Effect of Antidiabetic Drug Classes on the Risk of Liver-Related Events in Individuals With T2D and MASLD

Abstract

Background: We investigated the use of type 2 diabetes (T2D) medications, including pioglitazone, glucagon-like peptide-1 receptor agonists (GLP-1RAs), and sodium-glucose cotransporter-2 (SGLT-2) inhibitors, in individuals with T2D and metabolic dysfunction–associated steatotic liver disease (MASLD), and explored the effect of these medications on long-term risk of liver-related events (LREs) and progression of liver stiffness in a retrospective cohort study. Methods: We enrolled 7867 individuals with T2D and MASLD from 16 tertiary referral centers between February 2004 and January 2023. We recorded the use of pioglitazone, GLP-1RAs, and SGLT-2 inhibitors and analyzed the effects of these antihyperglycemic medications on the risk of developing incident LREs and the progression of liver stiffness over a median of 5.1 years of follow-up.
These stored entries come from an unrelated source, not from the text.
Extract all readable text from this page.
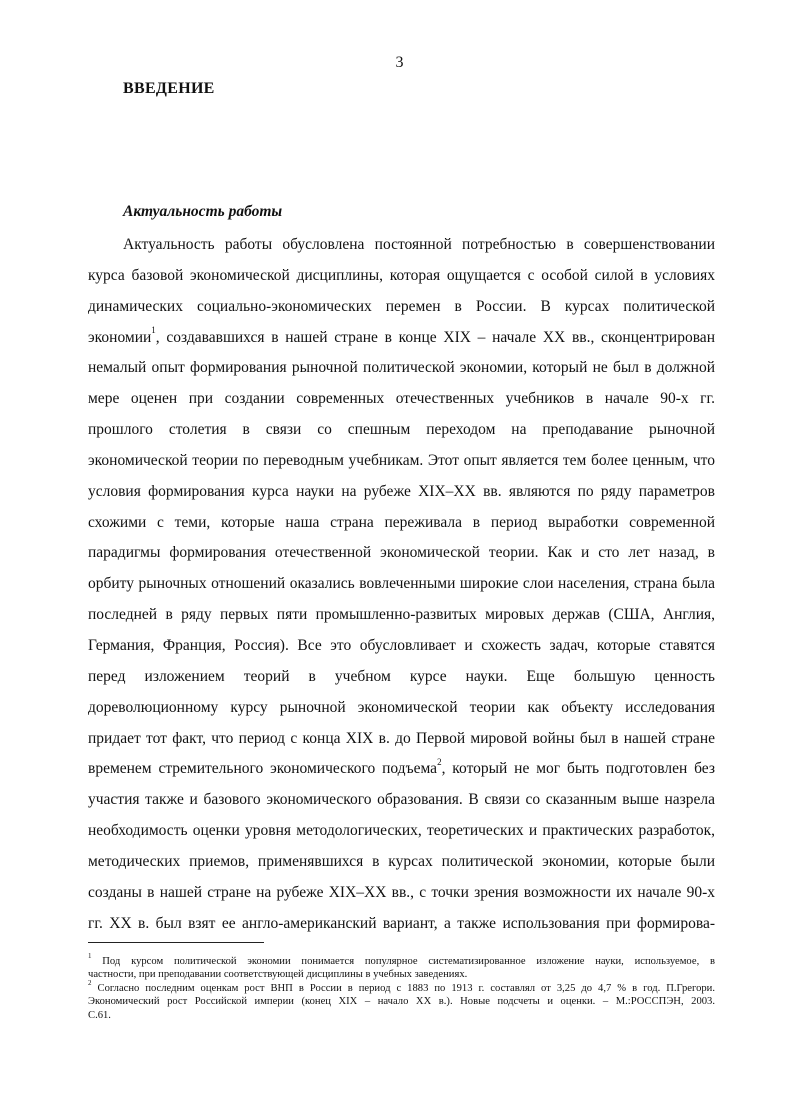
3
ВВЕДЕНИЕ
Актуальность работы
Актуальность работы обусловлена постоянной потребностью в совершенствовании
курса базовой экономической дисциплины, которая ощущается с особой силой в условиях
динамических социально-экономических перемен в России. В курсах политической
экономии$^1$, создававшихся в нашей стране в конце XIX – начале XX вв., сконцентрирован
немалый опыт формирования рыночной политической экономии, который не был в должной
мере оценен при создании современных отечественных учебников в начале 90-х гг.
прошлого столетия в связи со спешным переходом на преподавание рыночной
экономической теории по переводным учебникам. Этот опыт является тем более ценным, что
условия формирования курса науки на рубеже XIX–XX вв. являются по ряду параметров
схожими с теми, которые наша страна переживала в период выработки современной
парадигмы формирования отечественной экономической теории. Как и сто лет назад, в
орбиту рыночных отношений оказались вовлеченными широкие слои населения, страна была
последней в ряду первых пяти промышленно-развитых мировых держав (США, Англия,
Германия, Франция, Россия). Все это обусловливает и схожесть задач, которые ставятся
перед изложением теорий в учебном курсе науки. Еще большую ценность
дореволюционному курсу рыночной экономической теории как объекту исследования
придает тот факт, что период с конца XIX в. до Первой мировой войны был в нашей стране
временем стремительного экономического подъема$^2$, который не мог быть подготовлен без
участия также и базового экономического образования. В связи со сказанным выше назрела
необходимость оценки уровня методологических, теоретических и практических разработок,
методических приемов, применявшихся в курсах политической экономии, которые были
созданы в нашей стране на рубеже XIX–XX вв., с точки зрения возможности их начале 90-х
гг. XX в. был взят ее англо-американский вариант, а также использования при формирова-
$^1$ Под курсом политической экономии понимается популярное систематизированное изложение науки, используемое, в
частности, при преподавании соответствующей дисциплины в учебных заведениях.
$^2$ Согласно последним оценкам рост ВНП в России в период с 1883 по 1913 г. составлял от 3,25 до 4,7 % в год. П.Грегори.
Экономический рост Российской империи (конец XIX – начало XX в.). Новые подсчеты и оценки. – М.:РОССПЭН, 2003.
С.61.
Results: Pioglitazone, GLP-1RAs and SGLT-2 inhibitors were prescribed to 1238 (15.7%), 863 (11.0%), and 2386 (30.3%) individuals with T2D and MASLD, respectively. A significant increase in the utilization of GLP-1RAs and SGLT-2 inhibitors was observed from 2010–2017 to 2017–2023, with pioglitazone and SGLT-2 inhibitors being prescribed more frequently in Asian countries than in Western countries (pioglitazone: 17.9% vs 3.8%; SGLT-2 inhibitors: 34.4% vs 7.3%; P < .001). After propensity score matching, in competing risk models, SGLT-2 inhibitor use was significantly associated with a lower risk of developing both LREs (subdistribution hazard ratio, 0.23; 95% confidence interval, 0.08–0.69, P = .009) and liver stiffness progression (hazard ratio, 0.54; 95% confidence interval, 0.35–0.86, P = .008) after adjusting for potential confounders. Conclusions: SGLT-2 inhibitor use is more prevalent among Asian than Western individuals. SGLT-2 inhibitors are associated with a lower risk of LREs in individuals with T2D and MASLD.